According to a task force of top U.S. senior intelligence and security figures assembled by Obama himself, 86 of 166 prisoners have been cleared for release. Others, like the British national Shaker Aamer, who has spent over 11 years in the prison, have never been charged. In the brutal and horrible history of the prison, this inaction is amongst the largest violations of international human rights and law.
Obama blames Congress for his inability to close the prison. And in part, he is justified. Congress has made it difficult to make any moves on Guantánamo, as it has effectively suspended funding. However, the Obama administration has shown little initiative to try any options. For example, Secretary of Defense Chuck Hagel has the ability to approve transfers of prisoners under the National Defense Authorization Act, but has never hinted at doing so. In my research, there has not been a dedicated staff or commission to work on closure or negotiations in Congress. Overall, Obama has followed a commonly-used political approach – lack of accountability or leadership aside from chiding his adversaries – on an issue he claims to strongly believe in.
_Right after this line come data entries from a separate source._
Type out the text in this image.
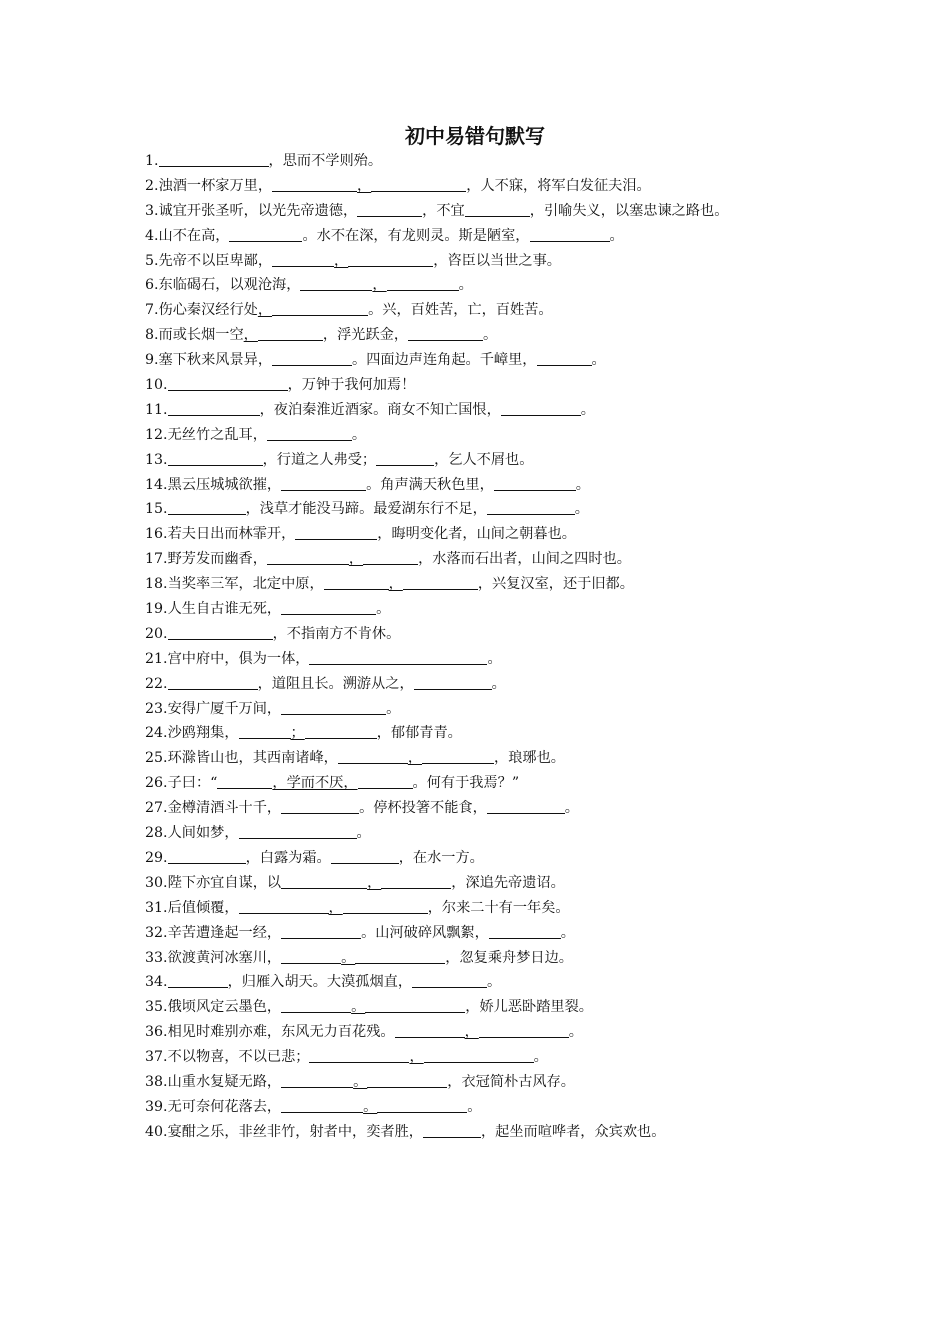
初中易错句默写
1.	，思而不学则殆。
2.浊酒一杯家万里，	，	，人不寐，将军白发征夫泪。
3.诚宜开张圣听，以光先帝遗德，	，不宜	，引喻失义，以塞忠谏之路也。
4.山不在高，	。水不在深，有龙则灵。斯是陋室，	。
5.先帝不以臣卑鄙，	，	，咨臣以当世之事。
6.东临碣石，以观沧海，	，	。
7.伤心秦汉经行处，	。兴，百姓苦，亡，百姓苦。
8.而或长烟一空，	，浮光跃金，	。
9.塞下秋来风景异，	。四面边声连角起。千嶂里，	。
10.	，万钟于我何加焉！
11.	，夜泊秦淮近酒家。商女不知亡国恨，	。
12.无丝竹之乱耳，	。
13.	，行道之人弗受；	，乞人不屑也。
14.黑云压城城欲摧，	。角声满天秋色里，	。
15.	，浅草才能没马蹄。最爱湖东行不足，	。
16.若夫日出而林霏开，	，晦明变化者，山间之朝暮也。
17.野芳发而幽香，	，	，水落而石出者，山间之四时也。
18.当奖率三军，北定中原，	，	，兴复汉室，还于旧都。
19.人生自古谁无死，	。
20.	，不指南方不肯休。
21.宫中府中，俱为一体，	。
22.	，道阻且长。溯游从之，	。
23.安得广厦千万间，	。
24.沙鸥翔集，	；	，郁郁青青。
25.环滁皆山也，其西南诸峰，	，	，琅琊也。
26.子曰：“	，学而不厌，	。何有于我焉？”
27.金樽清酒斗十千，	。停杯投箸不能食，	。
28.人间如梦，	。
29.	，白露为霜。	，在水一方。
30.陛下亦宜自谋，以	，	，深追先帝遗诏。
31.后值倾覆，	，	，尔来二十有一年矣。
32.辛苦遭逢起一经，	。山河破碎风飘絮，	。
33.欲渡黄河冰塞川，	。	，忽复乘舟梦日边。
34.	，归雁入胡天。大漠孤烟直，	。
35.俄顷风定云墨色，	。	，娇儿恶卧踏里裂。
36.相见时难别亦难，东风无力百花残。	，	。
37.不以物喜，不以已悲；	，	。
38.山重水复疑无路，	。	，衣冠简朴古风存。
39.无可奈何花落去，	。	。
40.宴酣之乐，非丝非竹，射者中，奕者胜，	，起坐而喧哗者，众宾欢也。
The time has passed for rhetoric and for pressuring Congress via public statements. We have seen how ineffective this has been on many issues, including ones very poignant and personal to the public such as gun reform. If the president really wants to close Guantánamo, he needs to push the process forward unilaterally, or through Secretary Hagel. There will obviously be strident opposition, but that has been the case for the majority of issues the president has proposed.
Human rights and international law are always worth the fight, not to mention their importance to national security interests. The United States is critical of other countries’ human rights violations and support of dangerous regimes and Obama, himself, has discussed the possibility that more terrorist groups have formed abroad because the prison is still open.
Guantánamo and much of the horror and shame associated with it may not have started on Obama’s watch, but his inaction and failure to make progress in any way will leave a stain on his legacy just as it has on his predecessors. And more important to consider is the future for many prisoners who are trapped in a situation “worse than being on death row,” as one of their lawyers has stated. There are those that believe if Obama cannot get this done, then likely no one ever will.